Keterlambatan penderita datang ke klinik pengobatan adalah salah satu kendala kronis
berkepanjangan, banyak ditemukan penderita yang mengalami kekambuhan yang pengobatannya
menjadi sulit dan tidak sesuai (Kaunang, 2015).
Clinical Science Session ini membahas tentang manajemen kepatuhan pada pasien rawat jalan
psikiatri yang tidak patuh meminum obat.
Clinical Science Session ini bertujuan untuk mengetahui bagaimana manajemen kepatuhan pada
pasien rawat jalan psikiatri yang tidak patuh meminum obat.
Metode penulisan makalah ini berupa tinjauan kepustakaan merujuk kepada berbagai literatur.
BAB II
TINJAUAN PUSTAKA
2.1 Psikofarmaka
I. Definisi
Psikofarmaka atau obat psikotropik adalah obat yang bekerja secara selektif
pada Sistem Saraf Pusat (SSP) dan mempunyai efek utama terhadap aktivitas mental
dan perilaku, digunakan untuk terapi gangguan psikiatrik yang berpengaruh terhadap
taraf kualitas hidup pasien.
Obat psikotropik dibagi menjadi beberapa golongan, diantaranya: anti-psikosis,
anti-depresi, anti-mania, anti-ansietas, anti-insomnia, anti-panik, dan anti obsesif-
kompulsif,. Pembagian lainnya dari obat psikotropik antara lain: transquilizer,
neuroleptic, antidepressants dan psikomimetika.
Injeksi 5 mg/ml
Mekanisme Kerja
Semua obat anti-psikosis merupakan obat-obat potensial dalam memblokade
reseptor dopamin dan juga dapat memblokade reseptor kolinergik, adrenergik dan
histamin. Pada obat generasi pertama (fenotiazin dan butirofenon), umumnya tidak
terlalu selektif, sedangkan benzamid sangat selektif dalam memblokade reseptor
dopamine D2. Anti-psikosis “atypical” memblokade reseptor dopamine dan juga
serotonin 5HT2 dan beberapa diantaranya juga dapat memblokade dopamin sistem
limbic, terutama pada striatum.
Cara Penggunaan
Umumnya dikonsumsi secara oral, yang melewati “first-pass metabolism” di
hepar. Beberapa diantaranya dapat diberikan lewat injeksi short-acting Intra muscular
(IM) atau Intra Venous (IV), Untuk beberapa obat anti-psikosis (seperti haloperidol dan
flupenthixol), bisa diberikan larutan ester bersama vegetable oil
dalam bentuk “depot” IM yang diinjeksikan setiap 1-4 minggu. Obat-obatan depot
lebih mudah untuk dimonitor.
Pemilihan jenis obat anti-psikosis mempertimbangkan gejala psikosis yang
dominan dan efek samping obat. Penggantian obat disesuaikan dengan dosis
ekivalennya. Apabila obat psikosis tertentu tidak memberikan respon klinis dalam
dosis optimal setelah jangka waktu memadai, dapat diganti dengan obat anti-psikosis
lainnya. Jika obat anti-psikosis tersebut sebelumnya sudah terbukti efektif dan efek
sampingnya dapat ditolerir dengan baik, dapat dipilih kembali untuk pemakaian
sekarang.
Dalam pemberian dosis, perlu dipertimbangkan:
• Onset efek primer (efek klinis) : sekitar 2-4 minggu
• Onset efek sekunder (efek samping) : sekitar 2-6 jam
• Waktu paruh 12-24 jam (pemberian 1-2 kali perhari)
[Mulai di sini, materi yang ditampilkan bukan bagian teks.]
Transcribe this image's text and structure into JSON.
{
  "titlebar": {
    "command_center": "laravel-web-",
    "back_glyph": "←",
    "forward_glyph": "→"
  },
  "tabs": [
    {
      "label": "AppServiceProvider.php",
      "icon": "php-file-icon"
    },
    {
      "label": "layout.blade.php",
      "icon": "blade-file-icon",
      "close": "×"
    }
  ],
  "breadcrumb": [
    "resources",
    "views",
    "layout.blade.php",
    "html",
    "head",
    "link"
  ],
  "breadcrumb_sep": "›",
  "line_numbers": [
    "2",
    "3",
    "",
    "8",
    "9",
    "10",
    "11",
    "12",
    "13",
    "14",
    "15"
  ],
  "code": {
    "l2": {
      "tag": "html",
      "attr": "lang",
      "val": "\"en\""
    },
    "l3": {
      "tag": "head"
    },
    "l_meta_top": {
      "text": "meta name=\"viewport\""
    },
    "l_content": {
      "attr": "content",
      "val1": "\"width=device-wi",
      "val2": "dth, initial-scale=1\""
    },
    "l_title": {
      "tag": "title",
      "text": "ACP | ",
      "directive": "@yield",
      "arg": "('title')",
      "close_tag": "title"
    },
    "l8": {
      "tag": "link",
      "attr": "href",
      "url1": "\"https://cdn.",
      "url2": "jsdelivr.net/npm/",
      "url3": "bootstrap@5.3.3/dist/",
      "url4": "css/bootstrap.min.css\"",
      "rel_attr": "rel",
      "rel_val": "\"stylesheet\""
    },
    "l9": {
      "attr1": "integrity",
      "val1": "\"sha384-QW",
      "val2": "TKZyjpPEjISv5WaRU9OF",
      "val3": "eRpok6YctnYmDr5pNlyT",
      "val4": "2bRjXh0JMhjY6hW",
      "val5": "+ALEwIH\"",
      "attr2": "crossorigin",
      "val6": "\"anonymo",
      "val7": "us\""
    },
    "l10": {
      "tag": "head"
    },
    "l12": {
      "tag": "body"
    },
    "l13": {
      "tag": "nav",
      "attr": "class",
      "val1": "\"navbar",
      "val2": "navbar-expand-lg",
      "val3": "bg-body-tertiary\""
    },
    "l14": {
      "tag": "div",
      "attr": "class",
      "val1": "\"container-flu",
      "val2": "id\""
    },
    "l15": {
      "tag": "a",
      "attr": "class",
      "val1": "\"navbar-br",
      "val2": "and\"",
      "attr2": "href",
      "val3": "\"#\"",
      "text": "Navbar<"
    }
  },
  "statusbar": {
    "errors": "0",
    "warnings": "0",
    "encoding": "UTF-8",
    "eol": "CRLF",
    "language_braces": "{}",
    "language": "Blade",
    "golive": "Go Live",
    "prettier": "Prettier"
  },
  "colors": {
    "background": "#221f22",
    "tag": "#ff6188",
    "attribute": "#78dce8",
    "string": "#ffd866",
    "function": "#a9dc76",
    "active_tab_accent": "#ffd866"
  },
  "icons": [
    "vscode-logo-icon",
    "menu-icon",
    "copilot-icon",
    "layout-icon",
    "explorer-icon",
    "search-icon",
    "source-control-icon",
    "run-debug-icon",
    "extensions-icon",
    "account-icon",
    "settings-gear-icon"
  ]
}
• Dosis pagi dan malam berbeda untuk mengurangi dampak efek samping,
sehingga tidak menganggu kualitas hidup pasien
Mulailah dosis awal dengan dosis anjuran dinaikkan setiap 2-3 hari hingga
dosis efektif (sindroma psikosis reda) dievaluasi setiap 2 minggu dan bila perlu
dinaikkan dosis optimal dipertahankan sekitar 8-12 minggu (stabilisasi)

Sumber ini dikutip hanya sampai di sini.